Editor’s note: This article has been corrected to show that Wayne Bumpus did not protest the development of the gravel pit, only the possible use of Corea Bend road for through-traffic.
A proposed gravel pit near the bluff in Clam Gulch has neighbors concerned about erosion and additional disturbance in their neighborhood.
The borough’s Planning Commission approved a conditional use permit for a gravel pit at approximately Mile 125 of the Sterling Highway in Clam Gulch, on the bluff side. The applicant, Sean Wedemeyer, plans to extract gravel on his approximately 64-acre property and build an access road from the highway to the pit.
Wedemeyer said he has owned the acreage since 2007. The upcoming project to resurface the Sterling Highway seemed like a good chance to monetize the property.
“I have thought of a number of things to do with that property — gravel pit really never was one of them,” Wedemeyer said. “I really had planned of subdividing it or selling it outright. But when the project came up to resurface the highway … then it became economically viable.”
Dana York can see the site from her back porch, which overlooks the bluff. She said she is not generally opposed to gravel pits, but putting one so close to the bluff seems unreasonable to her, she said. The presence of a gravel pit might decrease her property value, she said, and she fears erosion from the additional activity.
“What I’m really concerned about is erosion,” York said. “We don’t have any legal way we can stop him because the borough doesn’t have any zoning laws.”
The residents of Corea Bend Road, an unpaved road that winds through a subdivision, may see heavy equipment rumbling along the street. The site for the proposed gravel pit does not currently have an access road, so the operators would use Corea Bend Road to reach the site until a road is finished.
Wedemeyer said he plans to construct Floyd Blossom Avenue from the Sterling Highway down to the site of the gravel pit. The conditional use permit is good for five years, though he said he’s not sure how long he would operate the pit yet.

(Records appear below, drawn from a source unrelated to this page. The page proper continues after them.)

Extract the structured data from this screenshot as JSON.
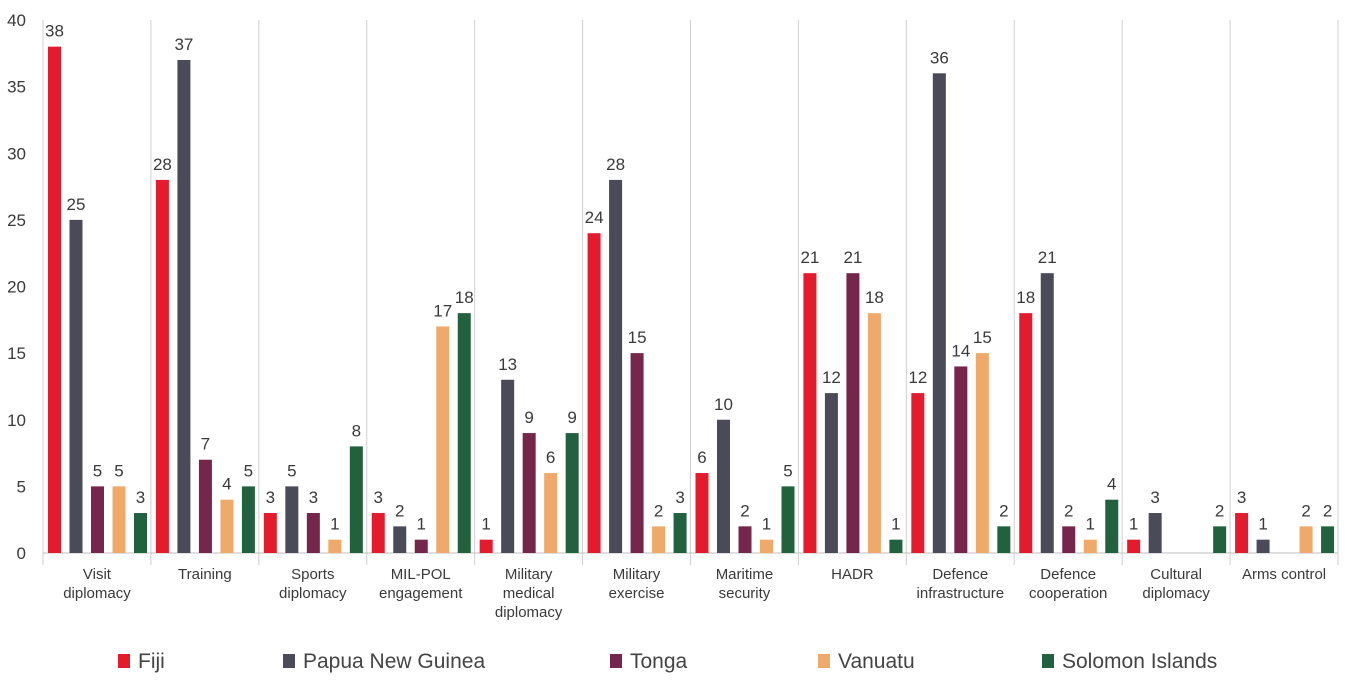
{
  "chart_data": {
    "type": "bar",
    "title": "",
    "xlabel": "",
    "ylabel": "",
    "ylim": [
      0,
      40
    ],
    "yticks": [
      "0",
      "5",
      "10",
      "15",
      "20",
      "25",
      "30",
      "35",
      "40"
    ],
    "grid": "vertical separators between categories",
    "legend_position": "bottom",
    "categories": [
      [
        "Visit",
        "diplomacy"
      ],
      [
        "Training"
      ],
      [
        "Sports",
        "diplomacy"
      ],
      [
        "MIL-POL",
        "engagement"
      ],
      [
        "Military",
        "medical",
        "diplomacy"
      ],
      [
        "Military",
        "exercise"
      ],
      [
        "Maritime",
        "security"
      ],
      [
        "HADR"
      ],
      [
        "Defence",
        "infrastructure"
      ],
      [
        "Defence",
        "cooperation"
      ],
      [
        "Cultural",
        "diplomacy"
      ],
      [
        "Arms control"
      ]
    ],
    "series": [
      {
        "name": "Fiji",
        "color": "#e31b2d",
        "values": [
          38,
          28,
          3,
          3,
          1,
          24,
          6,
          21,
          12,
          18,
          1,
          3
        ]
      },
      {
        "name": "Papua New Guinea",
        "color": "#4a4a59",
        "values": [
          25,
          37,
          5,
          2,
          13,
          28,
          10,
          12,
          36,
          21,
          3,
          1
        ]
      },
      {
        "name": "Tonga",
        "color": "#74264b",
        "values": [
          5,
          7,
          3,
          1,
          9,
          15,
          2,
          21,
          14,
          2,
          null,
          null
        ]
      },
      {
        "name": "Vanuatu",
        "color": "#efa96b",
        "values": [
          5,
          4,
          1,
          17,
          6,
          2,
          1,
          18,
          15,
          1,
          null,
          2
        ]
      },
      {
        "name": "Solomon Islands",
        "color": "#22613d",
        "values": [
          3,
          5,
          8,
          18,
          9,
          3,
          5,
          1,
          2,
          4,
          2,
          2
        ]
      }
    ]
  }
}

“I guess people’s knee-jerk reaction is, ‘A gravel pit? Not in my backyard!’” Wedemeyer said. “But their benefit is they get a better road, and (the pit) may not even be operating for all that long. … I’m looking at (operating) his for the life of the project, which is two seasons, but I’m not making any promises on that yet.”
Frank and Mary Ferguson have lived on Corea Bend Road since 1999. They said they are concerned about the traffic on the road and the potential for dust blowing into their area as well as erosion.

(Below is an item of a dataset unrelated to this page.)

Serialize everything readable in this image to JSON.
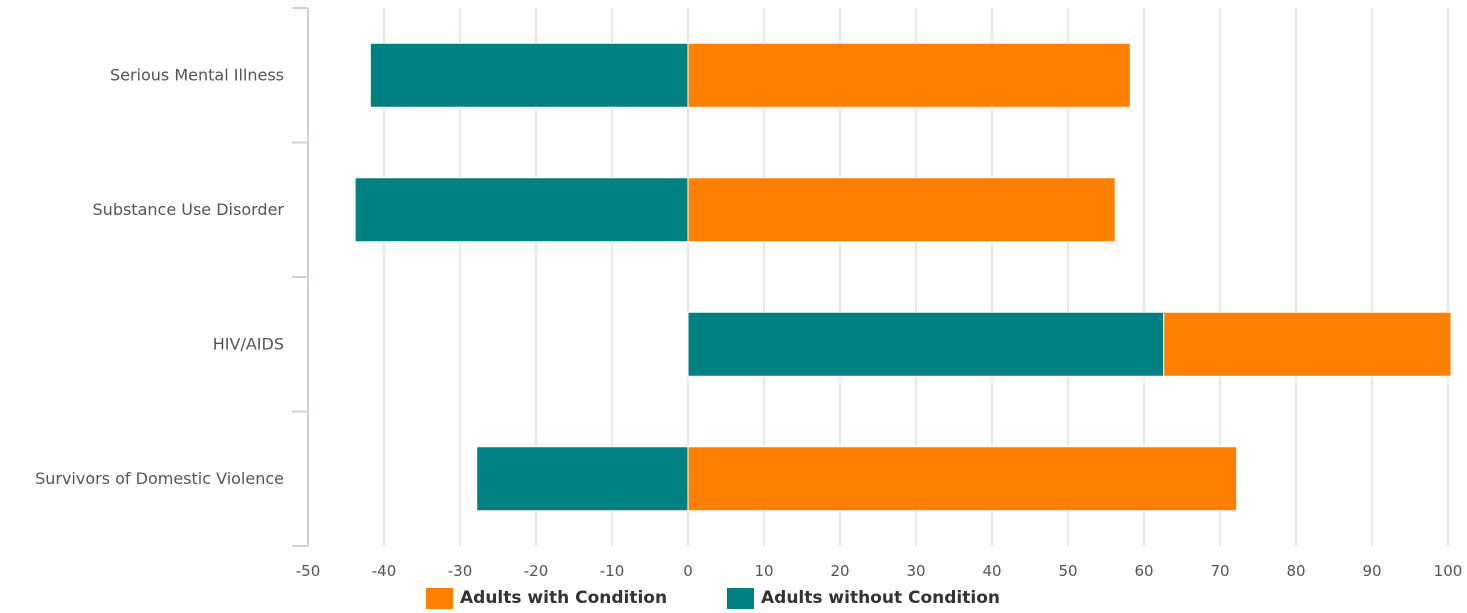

They said they have watched the bluff fall back many feet in the years they have lived on the property. They said they are concerned about erosion in the area and for the welfare of migratory birds, which use the hay field as a stopping place.
The Fergusons said they didn’t see much benefit in a new road, either. Frank Ferguson said he was concerned that with a connecting road, most people would be able to go through the neighborhood and they would not be able to see who was coming in and out. Mary Ferguson said the argument that a new road would provide better access for emergency services is not true — most of the residents live along Corea Bend Road anyway, and the ambulances would have to make a longer trip and come up the other side to reach the houses.
“We’ve been a quiet community, and now all at once they want to put this road in and haul gravel out on that road,” Frank Ferguson said. “But we’re going to get all the traffic over here.”
The excavators would travel along Corea Bend Road and down through an existing gravel pit to reach the new one for a few days while Floyd Blossom Avenue is being constructed. Wayne Bumpus, who also lives on Corea Bend Road, said he was concerned for the additional traffic on the road and in the gravel pit. Many of the local residents have grandchildren who play on the road and down to the gravel pit, which will end with the activity in the gravel pit, he said.
Bumpus, who said he has worked on construction sites all over the state, expressed concern about the integrity of the road. Although Corea Bend Road is borough-maintained, it was not built to borough standards — there is no fabric beneath it and it will likely washboard quickly with extremely heavy equipment using it regularly, he said.
He said he understood that there was no legal standing to block the gravel pit, but he said he wished the local government would listen more to the will of the locals. He said he did not oppose the development of the gravel pit, only the use of the road.
“This would never fly anywhere else in the world,” Bumpus said. “And we don’t want to lose our freedom. We don’t want to have all these laws that start saying, ‘You want to develop a gravel pit, you have to test the gravel, get it approved,’ but it seems like there isn’t anything.”
York and the Fergusons asked the Planning Commission on April 25 to vote against the conditional use permit. Four members did vote against it, but the permit still receive approval.
Wedemeyer said he had reached out to many of the neighbors about their concerns. Regarding erosion, he said he has walked the beach many times in the years he has owned the property and that any erosion on the bluff would occur from the bottom up. The development would leave 50 feet on three sides for vegetation and at least 50 on the bluff side, according to the proposed plat.
The Fergusons said they still thought the presence of the gravel pit would likely have an effect on the environment. However, the permit has been approved, and they acknowledge there is nothing they can do.
“Frank and I have always said that if they wanted to build a big condo building down there, there’d be nothing we could do,” Mary Ferguson said.